Réécrire le récit de l’extinction

Pendant des décennies, la chronologie acceptée a placé la disparition du tigre de Tasmanie du continent il y a environ 3 000 ans, sa dernière présence confirmée sur l’île de Tasmanie se terminant en 1936. Cependant, ces nouvelles découvertes – documentées dans la revue Archaeology in Oceania – représentent des thylacines (tigres de Tasmanie) et des diables dans l’art rupestre qui pourraient avoir moins de 1 000 ans.

L’étude a identifié environ 14 nouvelles représentations de thylacines et deux images de diable. Un dessin de diable, d’environ 1,3 pied de long, comporte un poisson peint sur une partie de celui-ci, ce qui suggère que l’œuvre d’art n’a pas été créée longtemps après la disparition de l’animal. Un autre dessin de diable, plus grand, montre des dents pointues et présente également des œuvres d’art de poisson superposées. Les représentations de tigres varient ; certains présentent des rayures distinctes, d’autres non, ce qui indique des choix artistiques plutôt que l’absence de rayures chez les animaux eux-mêmes.

Pourquoi c’est important : relier la science et les traditions autochtones

Il ne s’agit pas seulement de réécrire les dates ; il s’agit de reconnaître que les chronologies scientifiques occidentales entrent souvent en conflit avec les histoires orales autochtones. Les peuples aborigènes de la Terre d’Arnhem ont longtemps préservé leurs connaissances sur ces créatures, y compris les histoires du tigre de Tasmanie comme « animaux de compagnie du serpent arc-en-ciel », une divinité puissante dans leur système de croyance. L’art rupestre soutient ces récits, indiquant un lien culturel plus profond qui va au-delà de la simple observation.

L’utilisation de kaolin (argile à pipe) dans certaines peintures est particulièrement significative. Le kaolin s’estompe plus rapidement que d’autres pigments comme l’ocre rouge, ce qui implique que ces images ont été créées plus récemment, potentiellement par des artistes qui ont vu ces animaux vivants.

Importance culturelle au-delà de la survie

La découverte met également en lumière l’importance culturelle de ces animaux pour les communautés autochtones. Il existe environ 150 représentations rupestres vérifiées de thylacines sur le continent australien, contre seulement 23 représentations de diables. Cela suggère que le tigre avait un plus grand poids symbolique dans la culture autochtone, peut-être lié à des croyances spirituelles ou à des pratiques de chasse.

Les chercheurs collaborent avec les communautés autochtones pour interpréter toute la signification de l’œuvre d’art, y compris les liens avec les cérémonies modernes où les coiffes ressemblent à celles représentées à côté des images de tigre. Même aujourd’hui, le tigre de Tasmanie reste une créature culturellement importante pour de nombreuses personnes en Océanie, et pas seulement une note historique.

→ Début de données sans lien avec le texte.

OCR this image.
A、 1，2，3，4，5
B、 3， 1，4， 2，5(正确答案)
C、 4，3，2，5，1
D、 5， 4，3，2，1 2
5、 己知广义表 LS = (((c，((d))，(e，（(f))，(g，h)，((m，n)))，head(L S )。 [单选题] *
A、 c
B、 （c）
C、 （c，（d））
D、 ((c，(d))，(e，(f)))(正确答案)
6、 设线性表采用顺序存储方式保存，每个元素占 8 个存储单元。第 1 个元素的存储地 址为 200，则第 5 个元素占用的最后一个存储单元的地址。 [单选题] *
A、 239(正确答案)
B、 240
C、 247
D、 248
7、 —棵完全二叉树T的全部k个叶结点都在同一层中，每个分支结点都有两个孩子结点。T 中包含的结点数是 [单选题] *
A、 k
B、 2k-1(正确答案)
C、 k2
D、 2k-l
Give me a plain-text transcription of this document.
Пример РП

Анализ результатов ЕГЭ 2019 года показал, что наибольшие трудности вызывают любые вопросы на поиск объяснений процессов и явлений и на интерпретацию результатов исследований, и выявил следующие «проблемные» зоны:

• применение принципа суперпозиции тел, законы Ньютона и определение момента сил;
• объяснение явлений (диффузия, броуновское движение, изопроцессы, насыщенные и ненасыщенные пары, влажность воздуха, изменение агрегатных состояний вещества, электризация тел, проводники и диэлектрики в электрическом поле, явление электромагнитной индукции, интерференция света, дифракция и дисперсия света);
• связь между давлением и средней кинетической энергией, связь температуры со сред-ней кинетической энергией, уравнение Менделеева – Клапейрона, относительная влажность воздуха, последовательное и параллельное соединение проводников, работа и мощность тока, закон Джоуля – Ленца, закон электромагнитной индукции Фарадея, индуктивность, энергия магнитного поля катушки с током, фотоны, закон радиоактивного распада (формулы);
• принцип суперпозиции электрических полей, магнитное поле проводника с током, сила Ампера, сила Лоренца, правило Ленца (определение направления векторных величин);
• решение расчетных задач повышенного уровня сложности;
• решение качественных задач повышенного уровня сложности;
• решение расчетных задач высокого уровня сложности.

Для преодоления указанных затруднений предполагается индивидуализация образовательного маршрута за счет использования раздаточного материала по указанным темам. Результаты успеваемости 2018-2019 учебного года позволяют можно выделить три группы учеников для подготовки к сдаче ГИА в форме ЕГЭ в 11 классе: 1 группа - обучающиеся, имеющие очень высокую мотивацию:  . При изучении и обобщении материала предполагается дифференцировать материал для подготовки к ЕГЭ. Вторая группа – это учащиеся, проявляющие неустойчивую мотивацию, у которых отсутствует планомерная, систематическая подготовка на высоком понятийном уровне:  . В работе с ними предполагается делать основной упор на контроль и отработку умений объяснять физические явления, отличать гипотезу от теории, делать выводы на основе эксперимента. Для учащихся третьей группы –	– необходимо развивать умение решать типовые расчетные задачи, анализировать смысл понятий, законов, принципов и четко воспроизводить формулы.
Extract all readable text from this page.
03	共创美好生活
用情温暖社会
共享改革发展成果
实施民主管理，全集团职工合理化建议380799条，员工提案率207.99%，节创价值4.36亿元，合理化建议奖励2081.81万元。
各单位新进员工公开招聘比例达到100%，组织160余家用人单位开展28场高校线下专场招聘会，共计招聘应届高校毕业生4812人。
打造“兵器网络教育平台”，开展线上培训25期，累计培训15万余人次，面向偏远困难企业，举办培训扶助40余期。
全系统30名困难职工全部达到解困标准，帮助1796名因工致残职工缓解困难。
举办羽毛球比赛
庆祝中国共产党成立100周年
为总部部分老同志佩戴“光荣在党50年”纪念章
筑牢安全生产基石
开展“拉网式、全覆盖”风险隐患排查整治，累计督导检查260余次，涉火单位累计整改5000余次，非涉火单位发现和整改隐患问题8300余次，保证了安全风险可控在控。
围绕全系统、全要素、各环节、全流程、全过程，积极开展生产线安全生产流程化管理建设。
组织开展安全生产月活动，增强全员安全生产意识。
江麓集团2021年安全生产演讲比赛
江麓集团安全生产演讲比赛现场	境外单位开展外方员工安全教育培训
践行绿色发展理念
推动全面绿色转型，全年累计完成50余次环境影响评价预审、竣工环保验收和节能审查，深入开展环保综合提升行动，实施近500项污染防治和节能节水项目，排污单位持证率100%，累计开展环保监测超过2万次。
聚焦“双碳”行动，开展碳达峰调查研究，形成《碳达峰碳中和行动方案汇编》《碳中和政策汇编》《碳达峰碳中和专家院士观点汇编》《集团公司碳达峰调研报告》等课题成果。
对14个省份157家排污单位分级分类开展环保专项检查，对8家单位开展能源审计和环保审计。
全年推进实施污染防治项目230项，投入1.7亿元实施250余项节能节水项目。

“Le thylacine perdure… non pas comme un fantôme du passé mais comme une créature significative qui a toujours une pertinence actuelle”, concluent les chercheurs.

Cette recherche souligne la nécessité d’une collaboration continue entre les archéologues, les scientifiques et les communautés autochtones pour débloquer une compréhension plus complète et plus précise de l’histoire naturelle et culturelle de l’Australie.